Life

Public Schools In These States Will Start Providing Free Tampons To Students & It’s About Time

by Katie Mitchell
Jeff J Mitchell/Getty Images News/Getty Images

When you were a teenager, did you ever have to ask a friend or teacher for a tampon because your period started unexpectedly? Yeah, me too. Dealing with your period as a middle schooler or high schooler can be tough, but two states have passed laws that make having a period a little easier. Free tampons are coming to public schoolers in California and Illinois, thanks to new laws going into effect this year.

California’s law specifies that public schools with a low-income student population of at least 40 percent must provide menstrual hygiene products in at least half of the bathrooms on campus. The law also prohibits the school from charging students for pads and tampons. Students in sixth grade through 12th grade will benefit from this change.

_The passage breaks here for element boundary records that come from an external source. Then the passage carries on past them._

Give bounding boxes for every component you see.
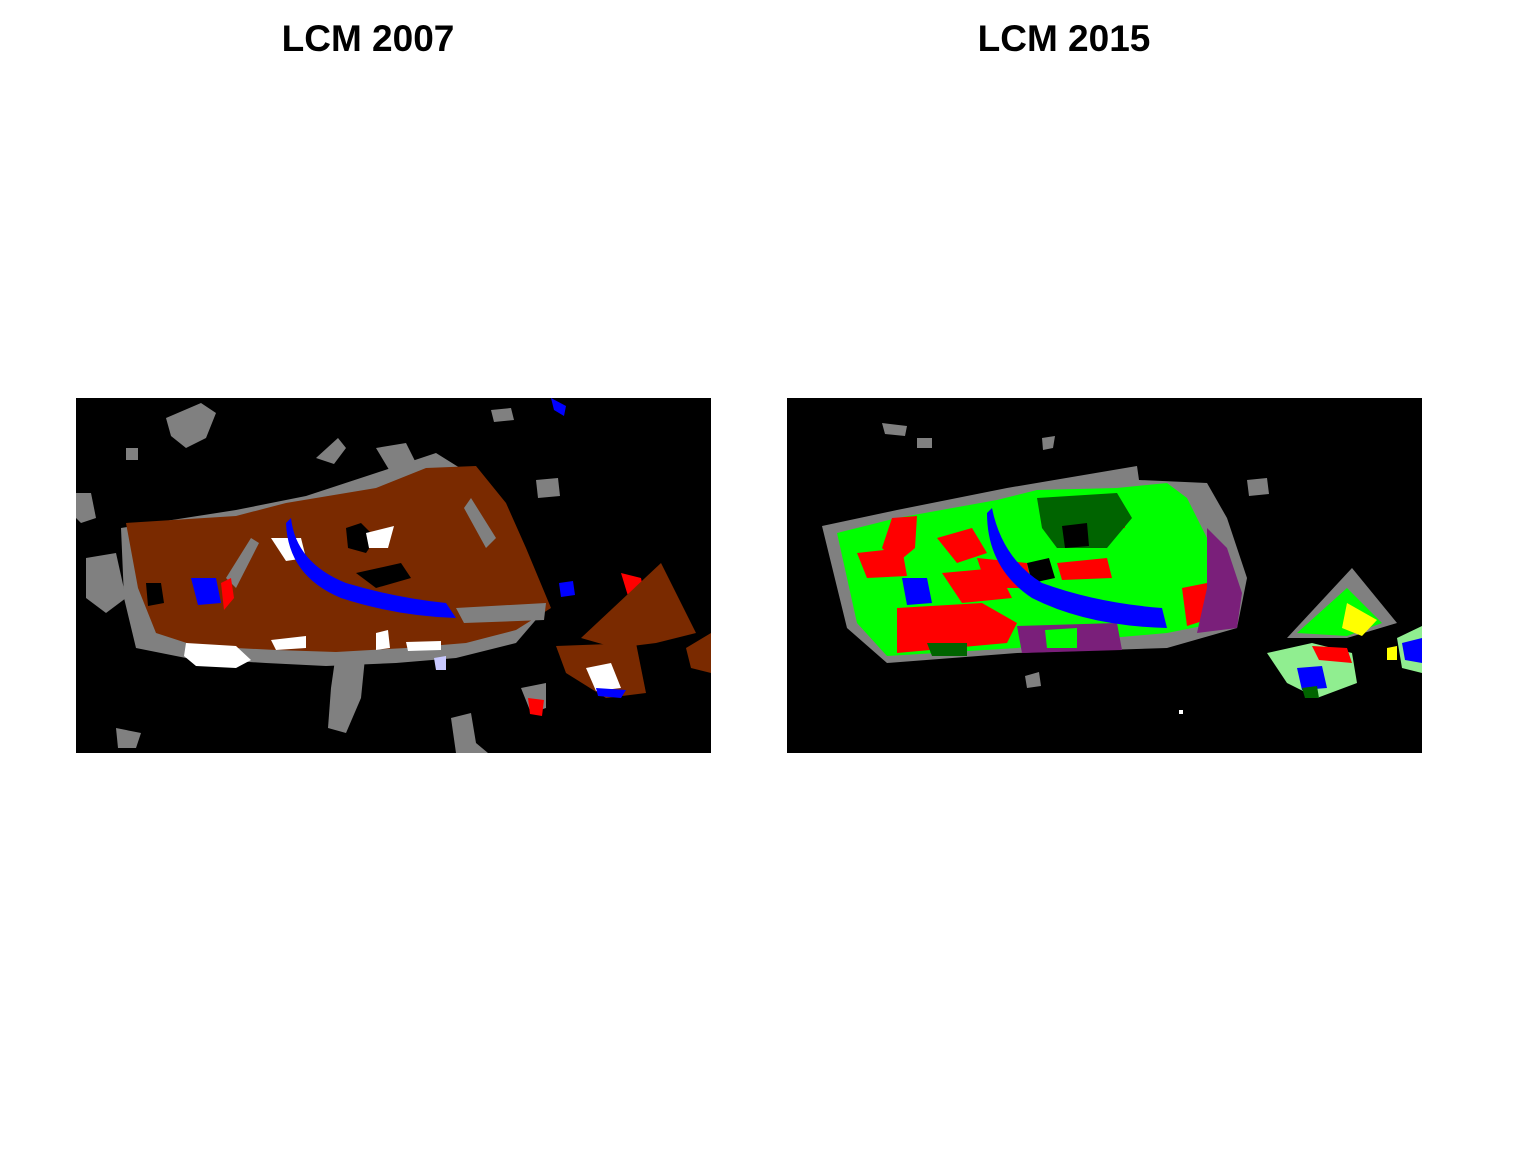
agricultural-land-region <box>686 633 711 673</box>
white-patch <box>184 643 251 668</box>
void-region <box>356 563 411 588</box>
lake-feature <box>1402 638 1422 663</box>
white-patch <box>376 630 390 650</box>
yellow-patch <box>1387 646 1397 660</box>
urban-patch <box>76 493 96 523</box>
lake-feature <box>191 578 221 605</box>
woodland-region <box>927 643 967 656</box>
river-feature <box>987 508 1167 628</box>
urban-strip <box>456 603 546 623</box>
panel-title-left: LCM 2007 <box>281 18 455 59</box>
lake-feature <box>902 578 932 605</box>
lavender-patch <box>434 656 446 670</box>
grassland-region <box>1045 628 1077 648</box>
lake-feature <box>1297 666 1327 690</box>
red-patch <box>221 578 234 610</box>
urban-patch <box>126 448 138 460</box>
urban-patch <box>316 438 346 464</box>
map-lcm-2007-raster <box>76 398 711 753</box>
urban-patch <box>116 728 141 748</box>
urban-patch <box>536 478 560 498</box>
woodland-region <box>1302 686 1319 698</box>
panel-title-right: LCM 2015 <box>977 18 1151 59</box>
lake-feature <box>559 581 575 597</box>
urban-strip <box>226 538 259 588</box>
yellow-patch <box>1342 603 1377 636</box>
urban-patch <box>328 648 366 733</box>
urban-patch <box>166 403 216 448</box>
map-lcm-2007 <box>76 398 711 753</box>
purple-region <box>1197 528 1242 633</box>
urban-patch <box>1042 436 1055 450</box>
arable-patch <box>1312 646 1352 663</box>
white-speck <box>1179 710 1183 714</box>
void-region <box>146 583 164 606</box>
arable-patch <box>857 548 907 578</box>
urban-patch <box>1247 478 1269 496</box>
urban-strip <box>464 498 496 548</box>
urban-patch <box>882 423 907 436</box>
white-patch <box>366 526 394 548</box>
void-region <box>1062 523 1089 548</box>
white-patch <box>406 641 441 651</box>
urban-patch <box>917 438 932 448</box>
map-lcm-2015 <box>787 398 1422 753</box>
white-patch <box>271 636 306 650</box>
red-patch <box>528 698 544 716</box>
void-region <box>1027 558 1055 583</box>
lake-feature <box>551 398 566 416</box>
arable-patch <box>897 603 1017 653</box>
arable-patch <box>1057 558 1112 580</box>
urban-patch <box>451 713 488 753</box>
white-patch <box>586 663 621 691</box>
river-feature <box>286 518 456 618</box>
arable-patch <box>937 528 987 563</box>
urban-patch <box>491 408 514 422</box>
urban-patch <box>86 553 126 613</box>
map-lcm-2015-raster <box>787 398 1422 753</box>
woodland-region <box>1037 493 1132 548</box>
lake-feature <box>596 688 626 698</box>
urban-patch <box>1025 672 1041 688</box>
agricultural-land-region <box>581 563 696 648</box>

Illinois passed a similar law that will benefit students in public schools. The law notes that “[menstrual] hygiene products are a health care necessity and not an item that can be foregone or substituted easily.” Lawmakers connected their decision to provide free pads and tampons to education. According to the text in the law, legislators didn’t want young students missing “multiple days of school every month” because of their periods. “When students have access to quality [menstrual] hygiene products, they are able to continue with their daily lives with minimal interruption,” lawmakers wrote.

These laws lift an economic burden from some families. The pink tax, or the extra money people pay for products marketed towards women (which are, more often than not, necessities, not luxuries), adds up, and some families simply cannot afford it. Tampons and pads are charged sales tax in some states because they are considered “luxury” items, though there is a growing movement to change this. Periods aren’t a luxury, and these laws are a huge step in the right direction of normalizing everyday bodily functions.

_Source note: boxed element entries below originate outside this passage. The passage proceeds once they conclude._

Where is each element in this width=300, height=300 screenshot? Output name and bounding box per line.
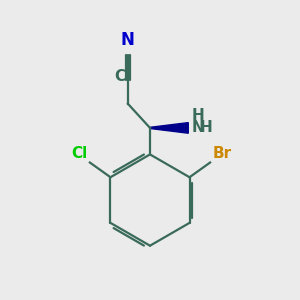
Text: H: H [192,108,205,123]
Text: C: C [114,69,125,84]
Text: N: N [192,120,205,135]
Text: N: N [121,31,135,49]
Text: Cl: Cl [71,146,88,161]
Text: H: H [200,120,213,135]
Polygon shape [150,123,188,133]
Text: Br: Br [212,146,232,161]
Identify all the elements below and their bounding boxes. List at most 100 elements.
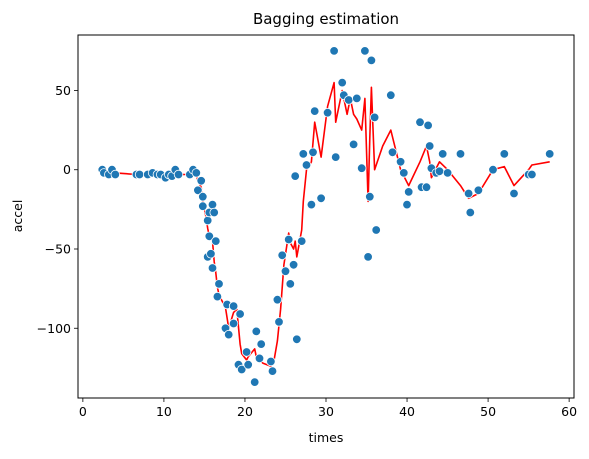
data-point [404,187,414,197]
y-tick-label: −100 [37,321,71,336]
data-point [463,188,474,199]
data-point [254,353,265,364]
data-point [369,112,380,123]
data-point [207,199,218,210]
data-point [337,77,347,88]
data-point [266,356,276,367]
data-point [249,377,260,387]
data-point [344,95,354,105]
data-point [499,149,510,159]
data-point [386,90,396,100]
data-point [298,149,309,159]
data-point [425,141,435,151]
data-point [272,295,283,305]
data-point [308,147,318,158]
data-point [202,215,213,226]
y-axis-ticks: −100 −50 0 50 [37,83,78,336]
data-point [256,339,266,349]
data-point [134,169,145,180]
data-point [235,309,245,319]
data-point [198,191,208,202]
data-point [442,168,453,178]
y-tick-label: −50 [45,241,71,256]
data-point [198,201,208,211]
data-point [285,279,296,289]
x-tick-label: 50 [480,404,496,419]
data-point [352,93,362,104]
data-point [196,176,206,186]
data-point [455,149,466,159]
data-point [509,188,519,199]
data-point [290,171,300,181]
data-point [366,55,377,66]
data-point [173,169,184,180]
data-point [488,164,498,175]
data-point [241,347,252,357]
data-point [434,166,445,177]
data-point [236,364,247,375]
data-point [251,326,261,337]
data-point [387,147,398,158]
data-point [402,199,412,210]
data-point [527,169,537,180]
data-point [228,301,239,311]
x-tick-label: 60 [561,404,577,419]
x-tick-label: 0 [79,404,87,419]
x-tick-label: 20 [237,404,253,419]
data-point [191,168,202,178]
x-tick-label: 40 [399,404,415,419]
data-point [297,236,307,246]
data-point [421,182,432,192]
data-point [473,185,484,196]
data-point [348,139,359,150]
data-point [214,279,224,289]
data-point [399,168,409,178]
data-point [277,250,287,261]
data-point [207,263,218,273]
y-axis-label: accel [10,200,25,233]
data-point [110,169,121,180]
data-point [465,207,476,218]
x-axis-ticks: 0 10 20 30 40 50 60 [79,398,577,419]
data-point [209,207,219,218]
data-point [280,266,291,276]
data-point [316,193,326,204]
data-point [223,329,234,340]
x-tick-label: 30 [318,404,334,419]
data-point [306,199,317,210]
data-point [438,149,448,159]
data-point [371,225,381,235]
data-point [357,163,367,173]
data-point [204,231,215,242]
data-point [193,185,203,196]
data-point [267,366,278,376]
data-point [363,252,373,262]
data-point [310,106,320,116]
data-point [322,107,333,118]
data-point [360,46,370,56]
data-point [415,117,425,127]
x-tick-label: 10 [156,404,172,419]
data-point [331,152,341,162]
data-point [284,234,294,245]
data-point [243,360,253,370]
y-tick-label: 0 [63,162,71,177]
data-point [228,318,239,329]
data-point [301,160,312,170]
x-axis-label: times [309,430,344,445]
data-point [292,334,302,345]
data-point [206,249,216,259]
scatter-points [97,46,555,387]
data-point [288,260,299,270]
chart-title: Bagging estimation [253,10,399,28]
data-point [274,317,284,327]
data-point [365,191,375,202]
plot-background [78,35,574,398]
data-point [545,149,555,159]
data-point [211,236,221,246]
data-point [395,157,406,167]
data-point [329,46,339,56]
plot-area [78,35,574,398]
data-point [212,291,223,302]
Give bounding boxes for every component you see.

California has also recently implemented other laws that will benefit low-income and marginalized students. As of last year, students in middle school and high school must be offered education training on human trafficking identification and prevention. There were 705 cases of human trafficking in California last year, and the victims were overwhelmingly female, according to the National Human Trafficking Hotline.

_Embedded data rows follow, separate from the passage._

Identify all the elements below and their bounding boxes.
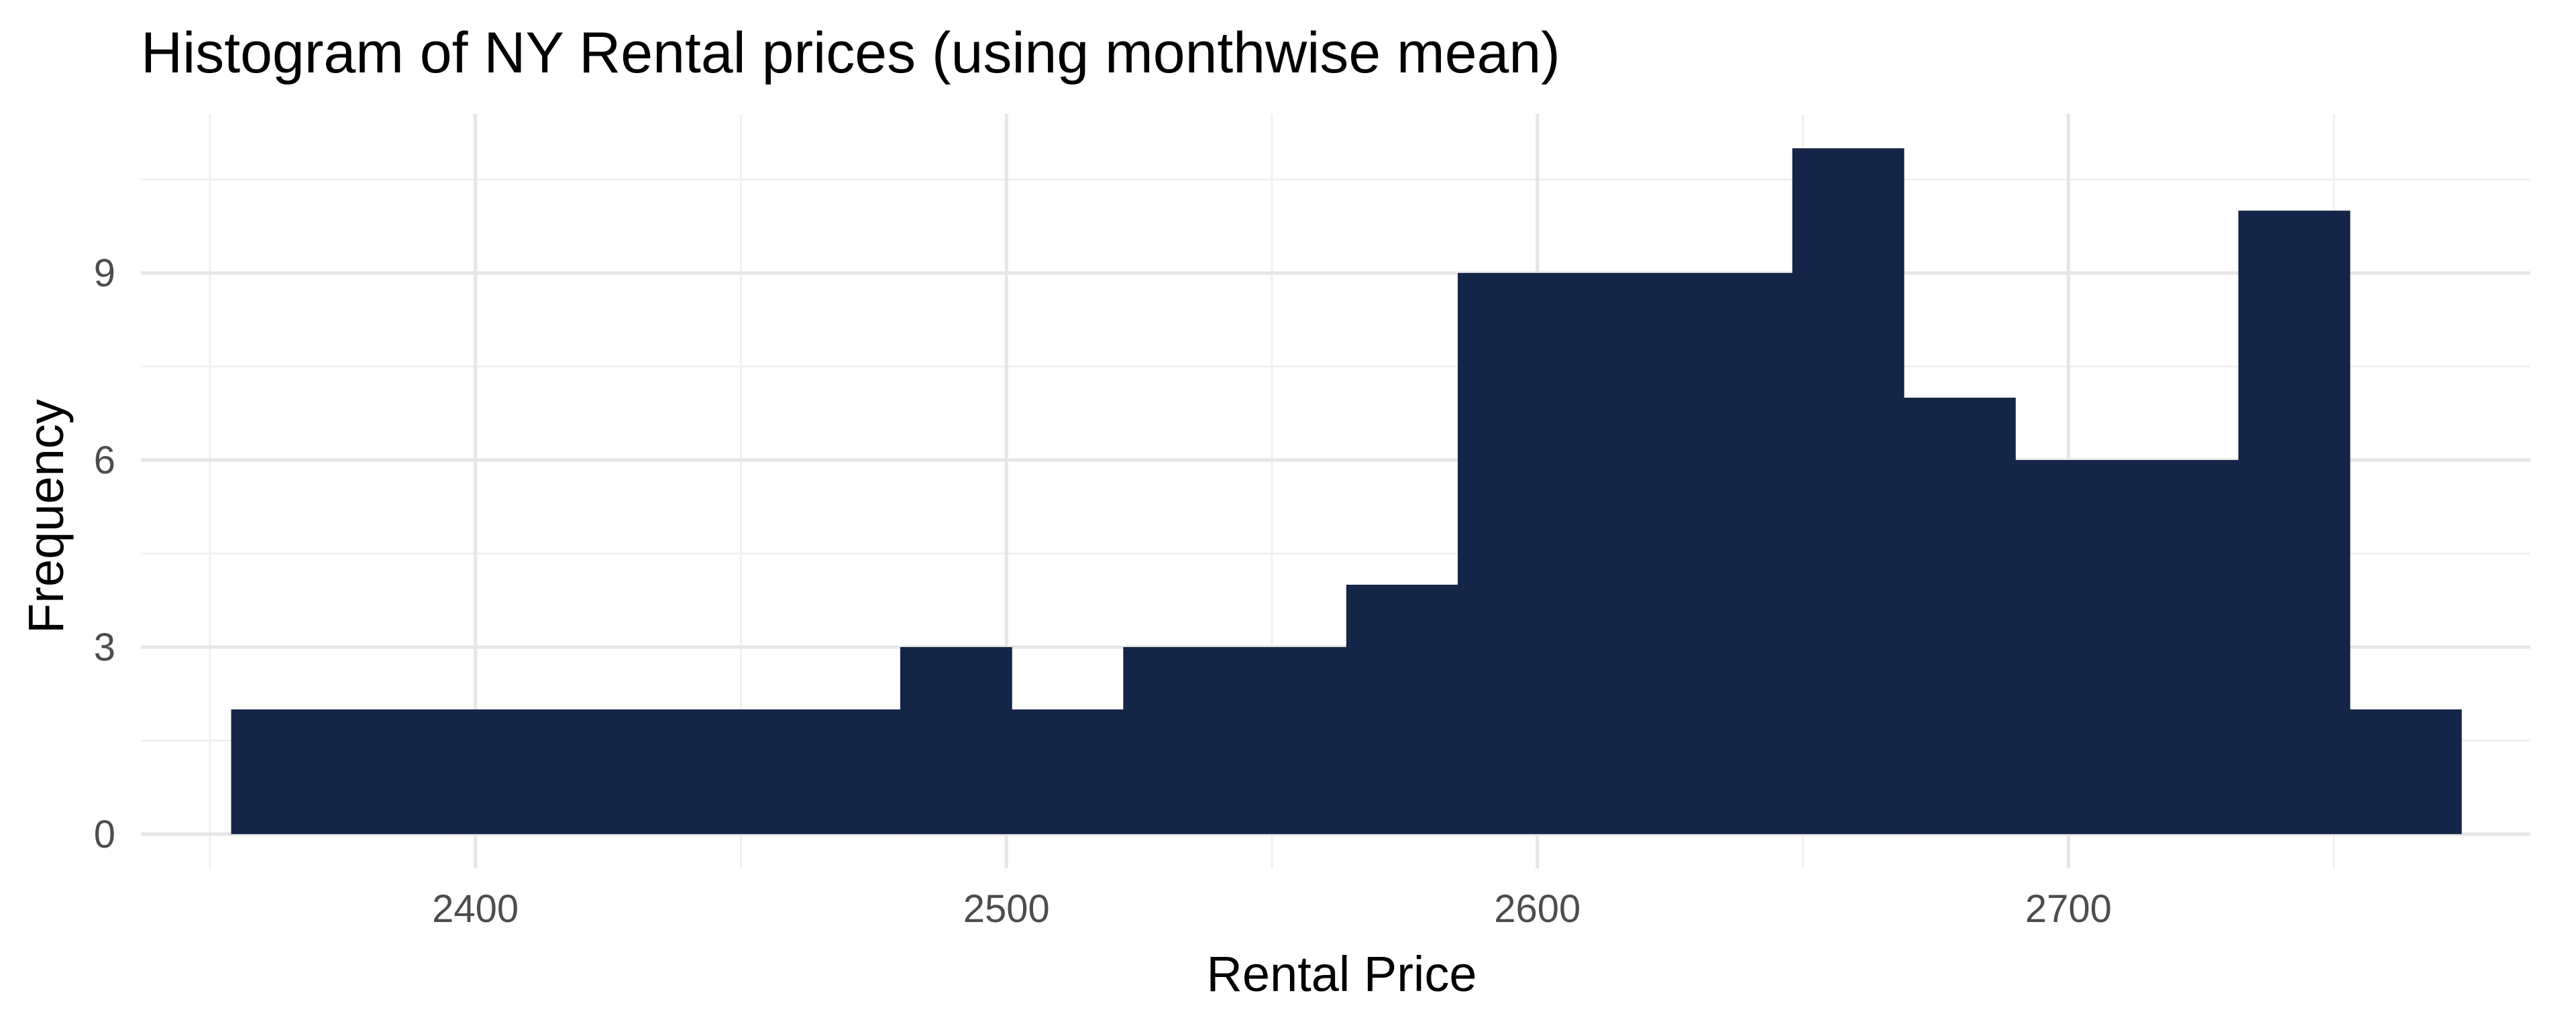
x-axis-ticks: 2400 2500 2600 2700 [432,887,2112,931]
histogram-bar [677,709,790,834]
x-axis-title: Rental Price [1206,946,1477,1002]
histogram-bar [231,709,343,834]
histogram-bar [1903,398,2016,834]
histogram-bar [2349,709,2462,834]
histogram-bar [454,709,566,834]
histogram-bar [2238,211,2351,834]
y-axis-title: Frequency [18,399,74,634]
y-tick-label: 9 [94,251,115,295]
histogram-bar [1346,584,1458,834]
x-tick-label: 2500 [963,887,1050,931]
histogram-bar [788,709,901,834]
histogram-bar [900,646,1012,834]
histogram-bar [2127,460,2239,834]
histogram-bar [1234,646,1347,834]
histogram-bars [231,148,2462,834]
histogram-bar [1123,646,1236,834]
histogram-bar [1458,273,1570,834]
chart-title: Histogram of NY Rental prices (using mon… [141,21,1560,85]
y-tick-label: 3 [94,626,115,669]
histogram-bar [2015,460,2128,834]
y-axis-ticks: 0 3 6 9 [94,251,115,856]
x-tick-label: 2600 [1494,887,1580,931]
x-tick-label: 2700 [2025,887,2112,931]
histogram-bar [1680,273,1793,834]
x-tick-label: 2400 [432,887,519,931]
histogram-bar [1012,709,1124,834]
y-tick-label: 0 [94,813,115,856]
histogram-bar [342,709,455,834]
histogram-bar [1792,148,1904,834]
histogram-bar [566,709,678,834]
y-tick-label: 6 [94,439,115,482]
histogram-bar [1569,273,1682,834]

“Meal shaming,” or punishing children for having lunch debt, is also becoming a thing of the past in California. Previously, students who have an unpaid balance in their school's cafeteria have had their meals taken away from them and thrown away, or they may have been only given a snack to eat during lunch. State Sen. Bob Hertzberg said in a statement, “When you’re treated differently as a child in school, it’s shameful. And in this case, the child is being harmed as a tool to collect their parent’s debt. That makes no sense whatsoever,” according to reporting from the Los Angeles Times.

Spencer Platt/Getty Images News/Getty Images

In addition to making sure every student has food to eat during the day, California wants to make sure that the drinking water in schools are safe, so starting this month all public K-12 public schools will be tested for lead in the drinking water. The Division of Drinking Water (DDW) and the California Department of Education took the initiative to begin testing because “recent events in the United States have shown that lead in drinking water remains an on-going public health concern, particularly for children.” According to the World Health Organization (WHO), lead poisoning can cause irreversible damage to brain development.

As these laws show, children do not learn in a bubble. There are so many factors that can impact their performance at school. Providing an environment that is conducive to learning will yield the best results and give students a chance to use their education as a way to better their own lives and their communities.